Sunday 9 January 2011

It's Cheese, Gromit, But Not As We Know It!

As a child asked what I wanted to do when I grew up, I would ignore the likelihood that my asthma, 5'1 height and lack of army training would probably prevent my dream and reply 'Astronaut'. Well twelve lucky, strong-lunged and tall men got to live out my dream and visit the Moon. Now, over forty years on, the Apollo missions are once again proving their scientific worth and are back in the forefront of scientific minds as new analytical techniques applied to  seismic data taken from the moon during Apollo has discovered the Moon has a liquid core like our Earth. 

In the final Apollo mission (the only geologist astronaut), Harrison Schmitt, collected a pristine and beautiful moon rock sample, Troctolite 7653. Full of milky white and dark green crystals, an analysis of this sample showed evidence of magnetic alignment, and the possibility of a liquid Moon core. It can now be compared with data collected between 1962 and 1977 when the Apollo missions deployed four seismic stations which recorded seismic tremors beneath the Moon's surface.

Dr Schmitt poses with the American flag, with the Earth in the background.
 The new research shows that the core seems to have both a solid and a liquid section, similar to our own Earth, however it also contains a partially melted section which our own planet is missing containing both large lumps of rock as well as magma. Dr Renee Weber (a very accomplished woman in science and the project scientist for the Lunar Mapping and Modeling Project) and her colleagues analyzed this data to find the moon has a core of 330Km diameter, which is still liquid even 4.5 Billion years after the moon formed! She is currently involved in, what is now a very important, proposal to send seismic data instruments back to the Moon. Although, sending modern technology to the Moon surface has no guarantee of producing better results.
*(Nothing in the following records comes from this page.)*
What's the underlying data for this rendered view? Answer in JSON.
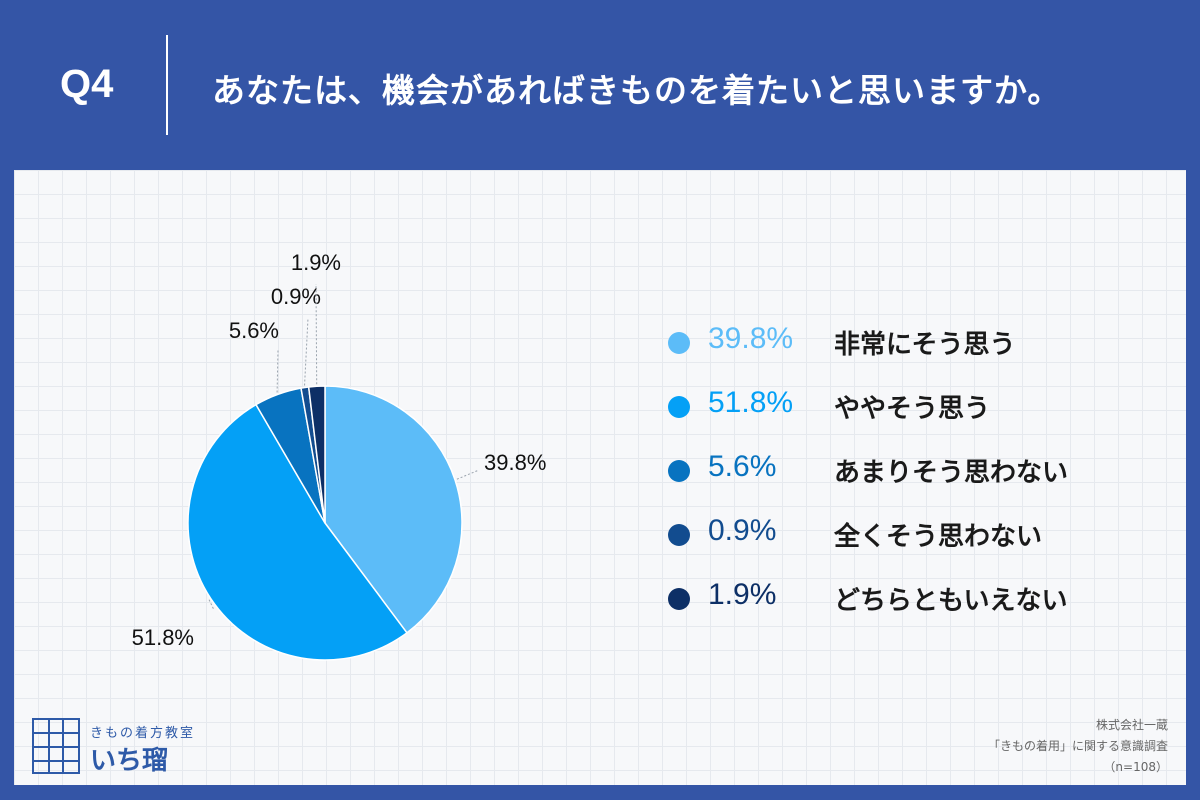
{
  "header": {
    "question_number": "Q4",
    "question_text": "あなたは、機会があればきものを着たいと思いますか。"
  },
  "chart_data": {
    "type": "pie",
    "slices": [
      {
        "label": "非常にそう思う",
        "value": 39.8,
        "display": "39.8%",
        "color": "#5cbcf8"
      },
      {
        "label": "ややそう思う",
        "value": 51.8,
        "display": "51.8%",
        "color": "#04a0f6"
      },
      {
        "label": "あまりそう思わない",
        "value": 5.6,
        "display": "5.6%",
        "color": "#0873c0"
      },
      {
        "label": "全くそう思わない",
        "value": 0.9,
        "display": "0.9%",
        "color": "#124c8f"
      },
      {
        "label": "どちらともいえない",
        "value": 1.9,
        "display": "1.9%",
        "color": "#0d2f66"
      }
    ],
    "legend_position": "right",
    "start_angle": "12 o'clock, clockwise"
  },
  "logo": {
    "subtitle": "きもの着方教室",
    "name": "いち瑠"
  },
  "credit": {
    "company": "株式会社一蔵",
    "survey": "「きもの着用」に関する意識調査",
    "sample": "（n=108）"
  }
}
The rarity of Moonquakes means data is sparse, whilst the cracked and broken surface means signals are masked by noise, hence why computers of the seventies were unable to decode the signals they received then. 

The Moon's layers
 Up until now the topography and mineralogical composition of the moons surface was well understood, but it's interior remained in doubt. If the Moon did indeed form when a Mars sized object impacted the partially molten Early Earth then it stands to reason it would contain various heavy elements and light elements which would separate out into a core, mantle and crust. Weber understands the implications of her discovery. "If we have any hope of determining once and for all how the moon formed then we need to understand it's structure completely." 

It seems Gromit will need to find some more evidence before we all agree with his theory that the Moon is in fact made from cheese.